The various techniques outlined above are used to separate mixtures into their various constituents. The aim of the separation is to obtain pure constituents from these mixtures. Since the human senses have proved inadequate for deciding the purity of these substances despite the use of these techniques, it becomes necessary to apply further scientific tests to confirm the purity of these components so separated. A pure substance possesses certain properties which are unique to that particular substance and therefore can be used when testing its purity. These properties include melting points, boiling points, density, specific gravity, refractive index, etc. The most common properties used to test the purity of substances in the laboratory are sharp melting points for solids and boiling points for liquids. If the value agrees with that of known values, the substance is probably pure.

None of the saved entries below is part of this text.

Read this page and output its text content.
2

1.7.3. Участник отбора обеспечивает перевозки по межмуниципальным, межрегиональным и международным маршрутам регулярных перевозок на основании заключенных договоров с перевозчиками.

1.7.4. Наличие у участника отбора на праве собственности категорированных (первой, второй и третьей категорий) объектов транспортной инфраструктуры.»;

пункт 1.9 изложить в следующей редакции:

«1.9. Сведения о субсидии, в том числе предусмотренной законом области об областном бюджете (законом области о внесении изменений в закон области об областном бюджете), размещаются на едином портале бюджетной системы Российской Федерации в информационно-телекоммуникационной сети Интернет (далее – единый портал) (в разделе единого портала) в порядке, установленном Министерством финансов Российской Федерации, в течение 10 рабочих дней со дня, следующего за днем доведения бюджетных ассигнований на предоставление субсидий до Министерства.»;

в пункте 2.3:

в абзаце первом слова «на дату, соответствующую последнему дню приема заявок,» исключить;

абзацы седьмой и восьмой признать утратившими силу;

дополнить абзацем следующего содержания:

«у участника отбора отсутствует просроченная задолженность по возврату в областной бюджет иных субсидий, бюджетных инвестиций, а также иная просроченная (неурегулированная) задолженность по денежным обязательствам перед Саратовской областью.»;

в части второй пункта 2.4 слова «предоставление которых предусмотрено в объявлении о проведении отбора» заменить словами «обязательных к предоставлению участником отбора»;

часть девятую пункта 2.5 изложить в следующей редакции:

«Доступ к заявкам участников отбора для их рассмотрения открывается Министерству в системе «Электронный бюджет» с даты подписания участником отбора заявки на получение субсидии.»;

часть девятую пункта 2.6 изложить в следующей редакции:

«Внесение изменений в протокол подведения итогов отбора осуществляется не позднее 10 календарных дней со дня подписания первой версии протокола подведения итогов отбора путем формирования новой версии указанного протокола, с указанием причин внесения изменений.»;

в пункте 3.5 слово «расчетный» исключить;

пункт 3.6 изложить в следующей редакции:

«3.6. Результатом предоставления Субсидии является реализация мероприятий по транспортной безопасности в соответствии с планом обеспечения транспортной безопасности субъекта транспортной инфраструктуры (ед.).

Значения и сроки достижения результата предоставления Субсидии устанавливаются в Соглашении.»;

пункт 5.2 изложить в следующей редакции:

Determination of melting and boiling points of a substance

A melting point tube is filled with a little quantity of the solid substance and the tube is attached to a mercury thermometer in such a way that the substance is at the level of the mercury bulb which has previously been wetted with paraffin. The thermometer is immersed in liquid paraffin contained in a beaker. As heat is applied, the paraffin is stirred slowly to distribute the heat energy evenly. As soon as the substance starts to melt, the temperature is recorded from the thermometer reading. It is noted as T1. As soon as it is completely melted, another temperature reading is taken as T2.

The difference between the two temperatures, i.e. T2 – T1 should not be more than 0.5 degrees Celsius if the substance is pure. This shows that the melting point is sharp. If the difference is wider, the substance is not very pure and should be further purified. In fact, the wider the temperature range, the more impure the substance. The same applies to the boiling point of substances.

However, with the recent advances in technology, modern melting and boiling points determination equipment are used to save time and guarantee precision. The criteria remains the same.

Summary

i) Substances can be elements, compounds or mixtures.
ii) Compounds are formed by the chemical combination of two or more elements. They can be separated by chemical means only,
iii) Mixtures contain two or more components which can be separated by simple physical methods.
iv) Methods used in separating constituents of a mixture depend on the physical properties of each constituent.
v) Simple separation techniques include picking, sieving, decantation, evaporation, sedimentation, filtration, simple distillation, fractional distillation, sublimation, crystallisation, recrystallization, magnetisation and chromatography.
vi) Separating techniques are applied extensively in scientific research, manufacturing industries and in the medical field.
vii) The criteria for purity of a substance is that it must have a sharp melting or boiling point.